Q. Insider threat appears to be a growing concern for senior management these days; they are getting more involved in the management of insider threat. We want to bolster our insider threat stance. What should we be considering?
A. In working with our community we see a great opportunity for corporate security to step in and help lead the response to insider threat. The first and most important step is to comprehensively define the issue for the corporation. The SEC defines insider threat as any risk posed by current or formerly trusted individual(s) with access or privileged knowledge; used to damage, deprive, diminish, injure or interrupt organizational stakeholders, assets, critical processes, information, systems or brand reputation. Insider threats include any illegal, prohibited or unauthorized conduct (acts or omissions).
What are risks related to insider threat and the potential impact on organizations? Only 14% of organizations have a specific internal working definition of “insider threat” and those that do define it very broadly. Privacy and information breaches are seen as the most significant threats (94%); followed by workplace violence – 67%; fraud – 58 %; and theft/loss/damage – 53% (Conference Board of Canada). The average cost per insider threat incident is $412,000, and the average loss per industry is $15 million over a ten-year period (RSA 2013: FBI Offers Lessons Learned on Insider Threat Detection). The typical organization loses 5 percent of revenue each year to fraud (ACFE).
What we’re hearing from our constituency is the challenges to combating insider threat includes the following:
- Unsure of the existence and extent of insider threats in their organizations.
- Gaps in safeguards being detected and exploited by an increasingly large group of empowered, trusted, and knowledgeable insiders.
- Not maintaining a sufficiently high-level of assurance in the trustworthiness of people, practices, systems and programs.
- Corporate culture and the velocity of business may mask control defects.

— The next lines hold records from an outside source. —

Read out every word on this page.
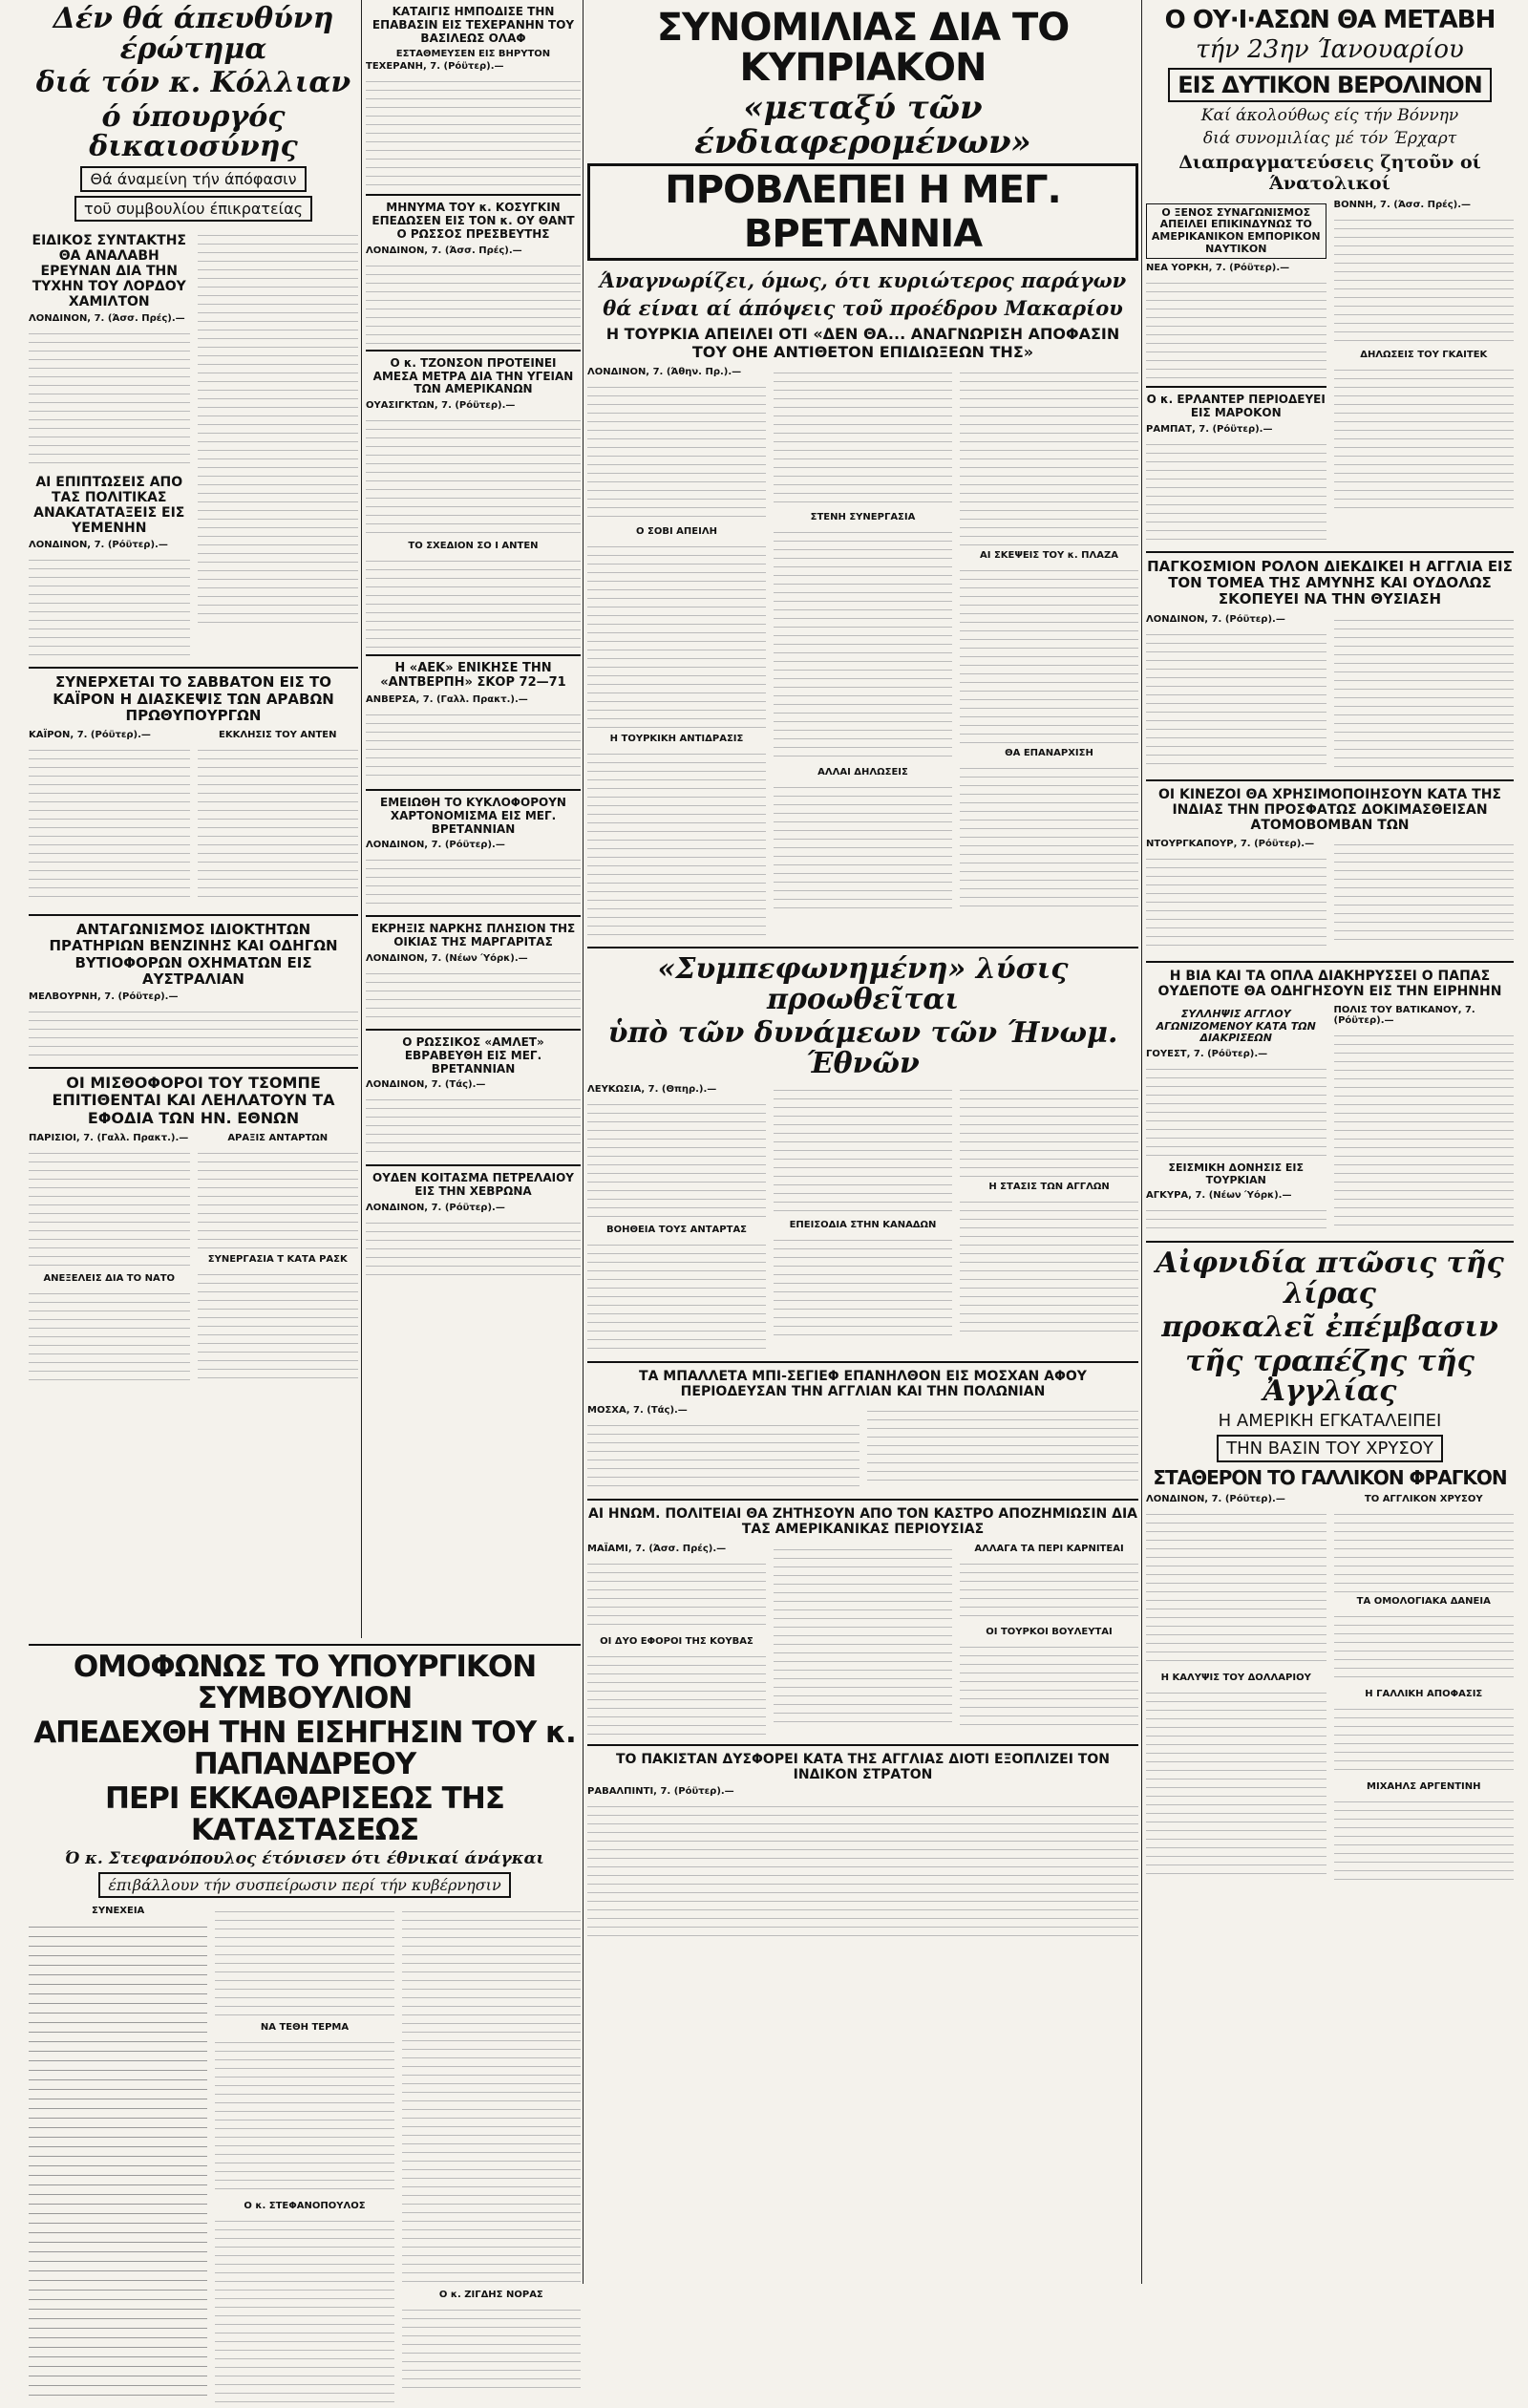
Δέν θά άπευθύνη έρώτημα
διά τόν κ. Κόλλιαν
ό ύπουργός δικαιοσύνης
Θά άναμείνη τήν άπόφασιν
τοῦ συμβουλίου έπικρατείας
ΕΙΔΙΚΟΣ ΣΥΝΤΑΚΤΗΣ ΘΑ ΑΝΑΛΑΒΗ ΕΡΕΥΝΑΝ ΔΙΑ ΤΗΝ ΤΥΧΗΝ ΤΟΥ ΛΟΡΔΟΥ ΧΑΜΙΛΤΟΝ
ΛΟΝΔΙΝΟΝ, 7. (Άσσ. Πρές).—
ΑΙ ΕΠΙΠΤΩΣΕΙΣ ΑΠΟ ΤΑΣ ΠΟΛΙΤΙΚΑΣ ΑΝΑΚΑΤΑΤΑΞΕΙΣ ΕΙΣ ΥΕΜΕΝΗΝ
ΛΟΝΔΙΝΟΝ, 7. (Ρόϋτερ).—
ΣΥΝΕΡΧΕΤΑΙ ΤΟ ΣΑΒΒΑΤΟΝ ΕΙΣ ΤΟ ΚΑΪΡΟΝ Η ΔΙΑΣΚΕΨΙΣ ΤΩΝ ΑΡΑΒΩΝ ΠΡΩΘΥΠΟΥΡΓΩΝ
ΚΑΪΡΟΝ, 7. (Ρόϋτερ).—	ΕΚΚΛΗΣΙΣ ΤΟΥ ΑΝΤΕΝ
ΑΝΤΑΓΩΝΙΣΜΟΣ ΙΔΙΟΚΤΗΤΩΝ ΠΡΑΤΗΡΙΩΝ ΒΕΝΖΙΝΗΣ ΚΑΙ ΟΔΗΓΩΝ ΒΥΤΙΟΦΟΡΩΝ ΟΧΗΜΑΤΩΝ ΕΙΣ ΑΥΣΤΡΑΛΙΑΝ
ΜΕΛΒΟΥΡΝΗ, 7. (Ρόϋτερ).—
ΟΙ ΜΙΣΘΟΦΟΡΟΙ ΤΟΥ ΤΣΟΜΠΕ ΕΠΙΤΙΘΕΝΤΑΙ ΚΑΙ ΛΕΗΛΑΤΟΥΝ ΤΑ ΕΦΟΔΙΑ ΤΩΝ ΗΝ. ΕΘΝΩΝ
ΠΑΡΙΣΙΟΙ, 7. (Γαλλ. Πρακτ.).—
ΑΝΕΞΕΛΕΙΣ ΔΙΑ ΤΟ ΝΑΤΟ
ΑΡΑΞΙΣ ΑΝΤΑΡΤΩΝ
ΣΥΝΕΡΓΑΣΙΑ Τ ΚΑΤΑ ΡΑΣΚ
ΚΑΤΑΙΓΙΣ ΗΜΠΟΔΙΣΕ ΤΗΝ ΕΠΑΒΑΣΙΝ ΕΙΣ ΤΕΧΕΡΑΝΗΝ ΤΟΥ ΒΑΣΙΛΕΩΣ ΟΛΑΦ
ΕΣΤΑΘΜΕΥΣΕΝ ΕΙΣ ΒΗΡΥΤΟΝ
ΤΕΧΕΡΑΝΗ, 7. (Ρόϋτερ).—
ΜΗΝΥΜΑ ΤΟΥ κ. ΚΟΣΥΓΚΙΝ ΕΠΕΔΩΣΕΝ ΕΙΣ ΤΟΝ κ. ΟΥ ΘΑΝΤ Ο ΡΩΣΣΟΣ ΠΡΕΣΒΕΥΤΗΣ
ΛΟΝΔΙΝΟΝ, 7. (Άσσ. Πρές).—
Ο κ. ΤΖΟΝΣΟΝ ΠΡΟΤΕΙΝΕΙ ΑΜΕΣΑ ΜΕΤΡΑ ΔΙΑ ΤΗΝ ΥΓΕΙΑΝ ΤΩΝ ΑΜΕΡΙΚΑΝΩΝ
ΟΥΑΣΙΓΚΤΩΝ, 7. (Ρόϋτερ).—
ΤΟ ΣΧΕΔΙΟΝ ΣΟ Ι ΑΝΤΕΝ
Η «ΑΕΚ» ΕΝΙΚΗΣΕ ΤΗΝ «ΑΝΤΒΕΡΠΗ» ΣΚΟΡ 72—71
ΑΝΒΕΡΣΑ, 7. (Γαλλ. Πρακτ.).—
ΕΜΕΙΩΘΗ ΤΟ ΚΥΚΛΟΦΟΡΟΥΝ ΧΑΡΤΟΝΟΜΙΣΜΑ ΕΙΣ ΜΕΓ. ΒΡΕΤΑΝΝΙΑΝ
ΛΟΝΔΙΝΟΝ, 7. (Ρόϋτερ).—
ΕΚΡΗΞΙΣ ΝΑΡΚΗΣ ΠΛΗΣΙΟΝ ΤΗΣ ΟΙΚΙΑΣ ΤΗΣ ΜΑΡΓΑΡΙΤΑΣ
ΛΟΝΔΙΝΟΝ, 7. (Νέων Ύόρκ).—
Ο ΡΩΣΣΙΚΟΣ «ΑΜΛΕΤ» ΕΒΡΑΒΕΥΘΗ ΕΙΣ ΜΕΓ. ΒΡΕΤΑΝΝΙΑΝ
ΛΟΝΔΙΝΟΝ, 7. (Τάς).—
ΟΥΔΕΝ ΚΟΙΤΑΣΜΑ ΠΕΤΡΕΛΑΙΟΥ ΕΙΣ ΤΗΝ ΧΕΒΡΩΝΑ
ΛΟΝΔΙΝΟΝ, 7. (Ρόϋτερ).—
ΟΜΟΦΩΝΩΣ ΤΟ ΥΠΟΥΡΓΙΚΟΝ ΣΥΜΒΟΥΛΙΟΝ
ΑΠΕΔΕΧΘΗ ΤΗΝ ΕΙΣΗΓΗΣΙΝ ΤΟΥ κ. ΠΑΠΑΝΔΡΕΟΥ
ΠΕΡΙ ΕΚΚΑΘΑΡΙΣΕΩΣ ΤΗΣ ΚΑΤΑΣΤΑΣΕΩΣ
Ό κ. Στεφανόπουλος έτόνισεν ότι έθνικαί άνάγκαι
έπιβάλλουν τήν συσπείρωσιν περί τήν κυβέρνησιν
ΣΥΝΕΧΕΙΑ
ΝΑ ΤΕΘΗ ΤΕΡΜΑ
Ο κ. ΣΤΕΦΑΝΟΠΟΥΛΟΣ
Ο κ. ΖΙΓΔΗΣ ΝΟΡΑΣ
ΣΥΝΟΜΙΛΙΑΣ ΔΙΑ ΤΟ ΚΥΠΡΙΑΚΟΝ
«μεταξύ τῶν ένδιαφερομένων»
ΠΡΟΒΛΕΠΕΙ Η ΜΕΓ. ΒΡΕΤΑΝΝΙΑ
Άναγνωρίζει, όμως, ότι κυριώτερος παράγων
θά είναι αί άπόψεις τοῦ προέδρου Μακαρίου
Η ΤΟΥΡΚΙΑ ΑΠΕΙΛΕΙ ΟΤΙ «ΔΕΝ ΘΑ... ΑΝΑΓΝΩΡΙΣΗ ΑΠΟΦΑΣΙΝ ΤΟΥ ΟΗΕ ΑΝΤΙΘΕΤΟΝ ΕΠΙΔΙΩΞΕΩΝ ΤΗΣ»
ΛΟΝΔΙΝΟΝ, 7. (Άθην. Πρ.).—
Ο ΣΟΒΙ ΑΠΕΙΛΗ
Η ΤΟΥΡΚΙΚΗ ΑΝΤΙΔΡΑΣΙΣ
ΣΤΕΝΗ ΣΥΝΕΡΓΑΣΙΑ
ΑΛΛΑΙ ΔΗΛΩΣΕΙΣ
ΑΙ ΣΚΕΨΕΙΣ ΤΟΥ κ. ΠΛΑΖΑ
ΘΑ ΕΠΑΝΑΡΧΙΣΗ
«Συμπεφωνημένη» λύσις προωθεῖται
ὑπὸ τῶν δυνάμεων τῶν Ήνωμ. Έθνῶν
ΛΕΥΚΩΣΙΑ, 7. (Θπηρ.).—
ΒΟΗΘΕΙΑ ΤΟΥΣ ΑΝΤΑΡΤΑΣ	ΕΠΕΙΣΟΔΙΑ ΣΤΗΝ ΚΑΝΑΔΩΝ
Η ΣΤΑΣΙΣ ΤΩΝ ΑΓΓΛΩΝ
ΤΑ ΜΠΑΛΛΕΤΑ ΜΠΙ-ΣΕΓΙΕΦ ΕΠΑΝΗΛΘΟΝ ΕΙΣ ΜΟΣΧΑΝ ΑΦΟΥ ΠΕΡΙΟΔΕΥΣΑΝ ΤΗΝ ΑΓΓΛΙΑΝ ΚΑΙ ΤΗΝ ΠΟΛΩΝΙΑΝ
ΜΟΣΧΑ, 7. (Τάς).—
ΑΙ ΗΝΩΜ. ΠΟΛΙΤΕΙΑΙ ΘΑ ΖΗΤΗΣΟΥΝ ΑΠΟ ΤΟΝ ΚΑΣΤΡΟ ΑΠΟΖΗΜΙΩΣΙΝ ΔΙΑ ΤΑΣ ΑΜΕΡΙΚΑΝΙΚΑΣ ΠΕΡΙΟΥΣΙΑΣ
ΜΑΪΑΜΙ, 7. (Άσσ. Πρές).—
ΟΙ ΔΥΟ ΕΦΟΡΟΙ ΤΗΣ ΚΟΥΒΑΣ
ΑΛΛΑΓΑ ΤΑ ΠΕΡΙ ΚΑΡΝΙΤΕΑΙ
ΟΙ ΤΟΥΡΚΟΙ ΒΟΥΛΕΥΤΑΙ
ΤΟ ΠΑΚΙΣΤΑΝ ΔΥΣΦΟΡΕΙ ΚΑΤΑ ΤΗΣ ΑΓΓΛΙΑΣ ΔΙΟΤΙ ΕΞΟΠΛΙΖΕΙ ΤΟΝ ΙΝΔΙΚΟΝ ΣΤΡΑΤΟΝ
ΡΑΒΑΛΠΙΝΤΙ, 7. (Ρόϋτερ).—
Ο ΟΥ·Ι·ΑΣΩΝ ΘΑ ΜΕΤΑΒΗ
τήν 23ην Ίανουαρίου
ΕΙΣ ΔΥΤΙΚΟΝ ΒΕΡΟΛΙΝΟΝ
Καί άκολούθως είς τήν Βόννην
διά συνομιλίας μέ τόν Έρχαρτ
Διαπραγματεύσεις ζητοῦν οί Άνατολικοί
Ο ΞΕΝΟΣ ΣΥΝΑΓΩΝΙΣΜΟΣ ΑΠΕΙΛΕΙ ΕΠΙΚΙΝΔΥΝΩΣ ΤΟ ΑΜΕΡΙΚΑΝΙΚΟΝ ΕΜΠΟΡΙΚΟΝ ΝΑΥΤΙΚΟΝ
ΝΕΑ ΥΟΡΚΗ, 7. (Ρόϋτερ).—
Ο κ. ΕΡΛΑΝΤΕΡ ΠΕΡΙΟΔΕΥΕΙ ΕΙΣ ΜΑΡΟΚΟΝ
ΡΑΜΠΑΤ, 7. (Ρόϋτερ).—
ΒΟΝΝΗ, 7. (Άσσ. Πρές).—
ΔΗΛΩΣΕΙΣ ΤΟΥ ΓΚΑΙΤΕΚ
ΠΑΓΚΟΣΜΙΟΝ ΡΟΛΟΝ ΔΙΕΚΔΙΚΕΙ Η ΑΓΓΛΙΑ ΕΙΣ ΤΟΝ ΤΟΜΕΑ ΤΗΣ ΑΜΥΝΗΣ ΚΑΙ ΟΥΔΟΛΩΣ ΣΚΟΠΕΥΕΙ ΝΑ ΤΗΝ ΘΥΣΙΑΣΗ
ΛΟΝΔΙΝΟΝ, 7. (Ρόϋτερ).—
ΟΙ ΚΙΝΕΖΟΙ ΘΑ ΧΡΗΣΙΜΟΠΟΙΗΣΟΥΝ ΚΑΤΑ ΤΗΣ ΙΝΔΙΑΣ ΤΗΝ ΠΡΟΣΦΑΤΩΣ ΔΟΚΙΜΑΣΘΕΙΣΑΝ ΑΤΟΜΟΒΟΜΒΑΝ ΤΩΝ
ΝΤΟΥΡΓΚΑΠΟΥΡ, 7. (Ρόϋτερ).—
Η ΒΙΑ ΚΑΙ ΤΑ ΟΠΛΑ ΔΙΑΚΗΡΥΣΣΕΙ Ο ΠΑΠΑΣ ΟΥΔΕΠΟΤΕ ΘΑ ΟΔΗΓΗΣΟΥΝ ΕΙΣ ΤΗΝ ΕΙΡΗΝΗΝ
ΣΥΛΛΗΨΙΣ ΑΓΓΛΟΥ ΑΓΩΝΙΖΟΜΕΝΟΥ ΚΑΤΑ ΤΩΝ ΔΙΑΚΡΙΣΕΩΝ
ΓΟΥΕΣΤ, 7. (Ρόϋτερ).—
ΣΕΙΣΜΙΚΗ ΔΟΝΗΣΙΣ ΕΙΣ ΤΟΥΡΚΙΑΝ
ΑΓΚΥΡΑ, 7. (Νέων Ύόρκ).—
ΠΟΛΙΣ ΤΟΥ ΒΑΤΙΚΑΝΟΥ, 7. (Ρόϋτερ).—
Αἰφνιδία πτῶσις τῆς λίρας
προκαλεῖ ἐπέμβασιν
τῆς τραπέζης τῆς Ἀγγλίας
Η ΑΜΕΡΙΚΗ ΕΓΚΑΤΑΛΕΙΠΕΙ
ΤΗΝ ΒΑΣΙΝ ΤΟΥ ΧΡΥΣΟΥ
ΣΤΑΘΕΡΟΝ ΤΟ ΓΑΛΛΙΚΟΝ ΦΡΑΓΚΟΝ
ΛΟΝΔΙΝΟΝ, 7. (Ρόϋτερ).—
Η ΚΑΛΥΨΙΣ ΤΟΥ ΔΟΛΛΑΡΙΟΥ
ΤΟ ΑΓΓΛΙΚΟΝ ΧΡΥΣΟΥ
ΤΑ ΟΜΟΛΟΓΙΑΚΑ ΔΑΝΕΙΑ
Η ΓΑΛΛΙΚΗ ΑΠΟΦΑΣΙΣ
ΜΙΧΑΗΛΣ ΑΡΓΕΝΤΙΝΗ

- Dependency on an incredibly complex and risky technical environment.
- First line managers are not aware or not paying attention to the cues that indicate risky behavior and resulting exposure.
- Assignment of high-risk jobs to people and vendors where little is known about them, resulting in an inability to detect red flag behavior.
The prevailing approach has been early notification of an insider incident (or potential incident) and reactive mitigation. Current thinking is to identify “behavioral indicators” that point to potential problems, which allows for prevention or lower level intervention. There are now new tools and services resulting from big data analysis that are designed specifically for security risk mitigation in this area.
The SEC community is clearly proceeding towards an early identification and prevention model using a comprehensive behavioral indicators approach. Some of these include doing the following:
- Go through a process to define the acts and actors of concern and define roles and responsibilities of key functional groups; identify your current mitigation strategies and any gaps that may exist.
- Use pervasive and persistent background screening that identifies notification of criminal activity and civil court findings that are behavioral indicators of new and emerging risk.
- Monitor Dark Web sites that specialize in stolen information including personal information, credit card data and medical information and that can be used in fraudulent activities such as assuming other people’s identities. This provides early notification of potential insider intention or inadvertent activities creating new corporate risk.
- Social media monitoring combined with analytic process to ensure better situational and organizational risk awareness as well as identifies and understands key negative influencers and activities that create brand risks to the organization.
- Real time notification of significant civil and criminal court actions that in and of themselves are behavioral indicators of potential risk.
- Develop an executive-level organizational communications strategy and plan designed to influence executives by communicating value and return on investment.
Insider threat isn’t new and not just an IT or HR issue. Theft, embezzlement, product contamination, sabotage, workplace violence, information theft and espionage are all real and ever present insider threats that require different mitigation strategies. These are often the purview of multiple internal staff functions and may not be “connected” across the organization. Cost avoidance, identifying gaps and minimizing organizational confusion are value opportunities for the security leader on this burgeoning issue.